Pulmonary volumes and capacities US Medical PG Question 10: A 57-year-old man presents to the clinic for a chronic cough over the past 4 months. The patient reports a productive yellow/green cough that is worse at night. He denies any significant precipitating event prior to his symptoms. He denies fever, chest pain, palpitations, weight changes, or abdominal pain, but endorses some difficulty breathing that waxes and wanes. He denies alcohol usage but endorses a 35 pack-year smoking history. A physical examination demonstrates mild wheezes, bibasilar crackles, and mild clubbing of his fingertips. A pulmonary function test is subsequently ordered, and partial results are shown below:
Tidal volume: 500 mL
Residual volume: 1700 mL
Expiratory reserve volume: 1500 mL
Inspiratory reserve volume: 3000 mL
What is the functional residual capacity of this patient?
- A. 4500 mL
- B. 2000 mL
- C. 2200 mL
- D. 3200 mL (Correct Answer)
- E. 3500 mL
Pulmonary volumes and capacities Explanation: ***3200 mL***
- The **functional residual capacity (FRC)** is the volume of air remaining in the lungs after a normal expiration.
- It is calculated as the sum of the **expiratory reserve volume (ERV)** and the **residual volume (RV)**. In this case, 1500 mL (ERV) + 1700 mL (RV) = 3200 mL.
*4500 mL*
- This value represents the sum of the **inspiratory reserve volume (3000 mL)** and the **residual volume (1700 mL)**, which does not correspond to a standard lung volume or capacity.
- It does not logically relate to the definition of functional residual capacity.
*2000 mL*
- This value represents the sum of the **tidal volume (500 mL)** and the **expiratory reserve volume (1500 mL)**, which is incorrect for FRC.

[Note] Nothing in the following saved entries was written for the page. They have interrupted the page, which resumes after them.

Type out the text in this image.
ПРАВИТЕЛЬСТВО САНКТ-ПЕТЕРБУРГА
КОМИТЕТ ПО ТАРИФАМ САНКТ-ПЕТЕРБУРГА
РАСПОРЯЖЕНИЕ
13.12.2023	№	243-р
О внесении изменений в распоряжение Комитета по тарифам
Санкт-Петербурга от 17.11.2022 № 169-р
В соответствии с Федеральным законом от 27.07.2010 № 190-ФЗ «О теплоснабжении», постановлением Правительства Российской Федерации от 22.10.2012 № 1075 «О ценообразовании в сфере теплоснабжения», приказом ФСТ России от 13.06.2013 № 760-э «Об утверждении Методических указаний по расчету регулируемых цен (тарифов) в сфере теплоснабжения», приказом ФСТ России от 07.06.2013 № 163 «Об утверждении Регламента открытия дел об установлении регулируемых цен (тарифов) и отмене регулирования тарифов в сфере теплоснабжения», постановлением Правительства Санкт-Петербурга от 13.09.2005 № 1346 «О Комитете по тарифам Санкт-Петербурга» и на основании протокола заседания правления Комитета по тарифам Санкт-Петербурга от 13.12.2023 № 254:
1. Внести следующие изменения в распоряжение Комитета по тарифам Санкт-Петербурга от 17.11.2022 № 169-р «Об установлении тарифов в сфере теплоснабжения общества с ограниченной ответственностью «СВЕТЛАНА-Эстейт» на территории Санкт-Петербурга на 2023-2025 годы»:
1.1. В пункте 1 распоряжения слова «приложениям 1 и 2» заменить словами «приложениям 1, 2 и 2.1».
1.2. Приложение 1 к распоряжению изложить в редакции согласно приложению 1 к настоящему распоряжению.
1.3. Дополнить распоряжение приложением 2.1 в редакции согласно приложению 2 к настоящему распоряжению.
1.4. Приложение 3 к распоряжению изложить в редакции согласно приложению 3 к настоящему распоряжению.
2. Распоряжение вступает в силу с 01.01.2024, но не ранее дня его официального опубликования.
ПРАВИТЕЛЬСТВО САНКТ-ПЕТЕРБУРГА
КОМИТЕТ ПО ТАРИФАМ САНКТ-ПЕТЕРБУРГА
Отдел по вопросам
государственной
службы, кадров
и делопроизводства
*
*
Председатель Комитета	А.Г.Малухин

- This would represent the inspiratory capacity minus the inspiratory reserve volume, which is not a standard measurement used in pulmonary function testing.
*2200 mL*
- This value could be obtained by incorrectly adding the **tidal volume (500 mL)** and the **residual volume (1700 mL)**, which is not the correct formula for FRC.
- This calculation represents a miscombination of lung volumes that does not correspond to any standard pulmonary capacity measurement.
*3500 mL*
- This value is the sum of the **tidal volume (500 mL)**, the **expiratory reserve volume (1500 mL)**, and the **residual volume (1700 mL)**.
- This would represent the FRC plus the tidal volume, which is not a standard measurement and does not represent the functional residual capacity.